The decision about the concrete topics to be discussed, however, clarified only one part of the organizational design. In addition, there was the question of how in practice to organize the comparison proper. Here, the factual situation of scholarship had to be taken into account. Though things have started to change, and certainly will do so further in the years to come, the number of people who can be considered specialists of both the Homeric epics and the Book of Songs is extremely small. For this reason, the natural approach was to bring specialists from both sides together and initiate exchange and discussion between them. Thus, for each of the six topics, experts on Homer and experts on the Book of Songs were asked to present the state of scholarship—from their personal point of view, but without the obligation to be original. The intention here was to create in each case a direct juxtaposition and thus an implicit comparison of what can be considered shared knowledge on each side. However, in order not to leave it at this level of implicit comparison, in addition, colleagues were invited to make the implicit comparison explicit, to put the observations made in the two main papers into direct relation to each other. A most welcome and consciously promoted side effect of this organizational scheme was that it led to the cooperation not only of classicists and sinologists, but, at the same time, of scholars from Western countries and from China.
On the whole, it is hoped that the volume will provide an interdisciplinary and intercultural dialogue, and that, through the exploratory comparison of Chinese and Western foundational texts, it will widen the horizon of readers from either side by opening up their minds to the achievements of a highly important “other culture” and, at the same time, to the particular character of their own.
"It should be clear that I think this book makes a significant contribution to comparative ancient Greek/Chinese studies. While relatively little has been done in this field outside the areas of philosophy and science, recent years have seen a growth in interest. One hopes that this collection will stimulate further comparative work in the literary sphere. Comparative Greek and ancient Chinese historiography is another rich vein waiting to be mined. The challenge is, of course, that scholars trained in one civilization must dare to immerse themselves in the other. Mutschler has provided a model through the organization of both the conference and the volume that issued from it, by bringing together experts in each tradition to provide a base for the comparative scholars who can then illuminate both civilizations simultaneously."

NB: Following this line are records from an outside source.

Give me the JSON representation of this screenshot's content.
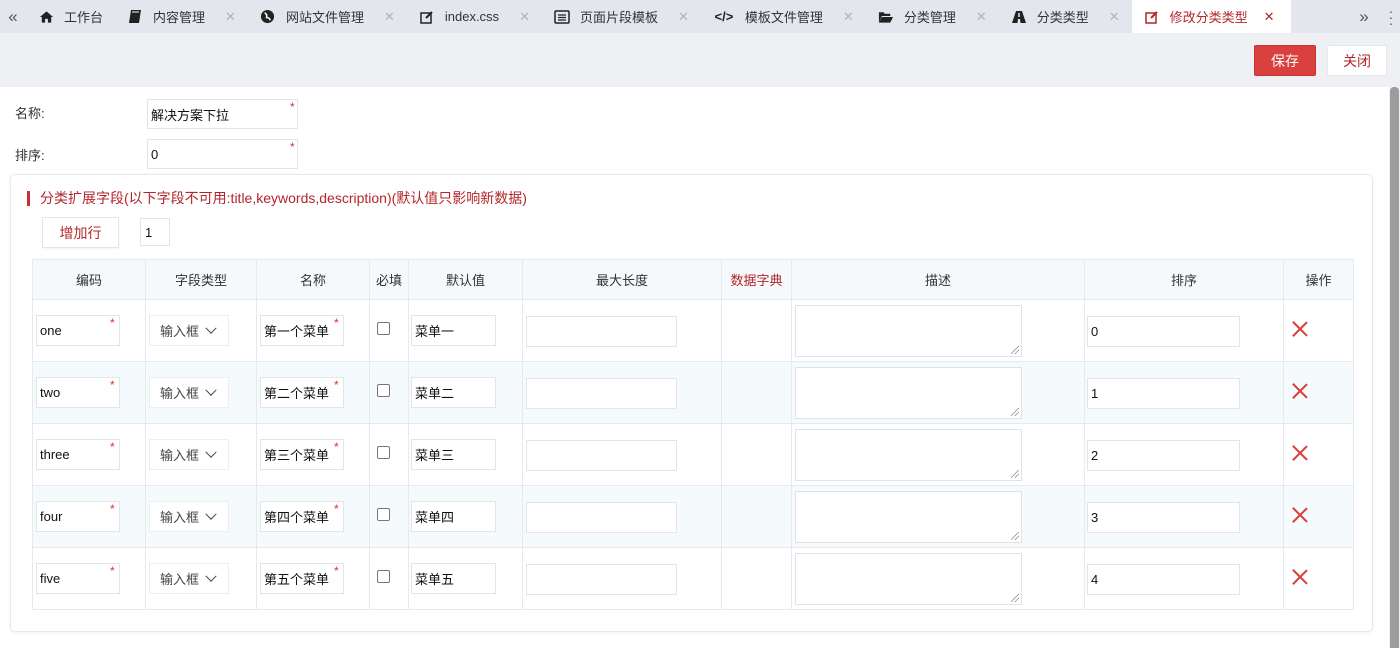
{
  "tabs": [
    {
      "label": "工作台",
      "icon": "home-icon",
      "closable": false,
      "active": false
    },
    {
      "label": "内容管理",
      "icon": "book-icon",
      "closable": true,
      "active": false
    },
    {
      "label": "网站文件管理",
      "icon": "globe-icon",
      "closable": true,
      "active": false
    },
    {
      "label": "index.css",
      "icon": "edit-icon",
      "closable": true,
      "active": false
    },
    {
      "label": "页面片段模板",
      "icon": "list-icon",
      "closable": true,
      "active": false
    },
    {
      "label": "模板文件管理",
      "icon": "code-icon",
      "closable": true,
      "active": false
    },
    {
      "label": "分类管理",
      "icon": "folder-open-icon",
      "closable": true,
      "active": false
    },
    {
      "label": "分类类型",
      "icon": "road-icon",
      "closable": true,
      "active": false
    },
    {
      "label": "修改分类类型",
      "icon": "edit-icon",
      "closable": true,
      "active": true
    }
  ],
  "toolbar": {
    "save_label": "保存",
    "close_label": "关闭"
  },
  "form": {
    "name_label": "名称:",
    "name_value": "解决方案下拉",
    "sort_label": "排序:",
    "sort_value": "0"
  },
  "panel": {
    "title": "分类扩展字段(以下字段不可用:title,keywords,description)(默认值只影响新数据)",
    "add_row_label": "增加行",
    "row_count": "1"
  },
  "table": {
    "headers": [
      "编码",
      "字段类型",
      "名称",
      "必填",
      "默认值",
      "最大长度",
      "数据字典",
      "描述",
      "排序",
      "操作"
    ],
    "rows": [
      {
        "code": "one",
        "type": "输入框",
        "name": "第一个菜单",
        "required": false,
        "default": "菜单一",
        "max_length": "",
        "description": "",
        "sort": "0"
      },
      {
        "code": "two",
        "type": "输入框",
        "name": "第二个菜单",
        "required": false,
        "default": "菜单二",
        "max_length": "",
        "description": "",
        "sort": "1"
      },
      {
        "code": "three",
        "type": "输入框",
        "name": "第三个菜单",
        "required": false,
        "default": "菜单三",
        "max_length": "",
        "description": "",
        "sort": "2"
      },
      {
        "code": "four",
        "type": "输入框",
        "name": "第四个菜单",
        "required": false,
        "default": "菜单四",
        "max_length": "",
        "description": "",
        "sort": "3"
      },
      {
        "code": "five",
        "type": "输入框",
        "name": "第五个菜单",
        "required": false,
        "default": "菜单五",
        "max_length": "",
        "description": "",
        "sort": "4"
      }
    ]
  },
  "colors": {
    "accent": "#b3262b",
    "save_button": "#d9403e",
    "required_mark": "#e0302f"
  }
}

Steven W. Hirsch, Tufts University
Bryn Mawr Classical Review
Fritz-Heiner Mutschler completed his PhD and habilitation at the University of Heidelberg, Germany. In 1988, he accepted the position of Foreign Expert for Western Classics at Northeast Normal University in Changchun, China, before being appointed to the Chair of Latin Literature at the University of Dresden, Germany, 1993. He retired in 2011, but returned to China for five years as Professor for Western Classics at Peking University. He has published extensively on Roman authors from the late Republican and early Imperial periods. Since the late 1990s, his particular interest in the comparative study of Chinese and Western antiquity has been reflected in numerous articles on Greco-Roman and ancient Chinese historiography, and in an edited volume on imperial ideology, Conceiving the Empire: China and Rome Compared (2008).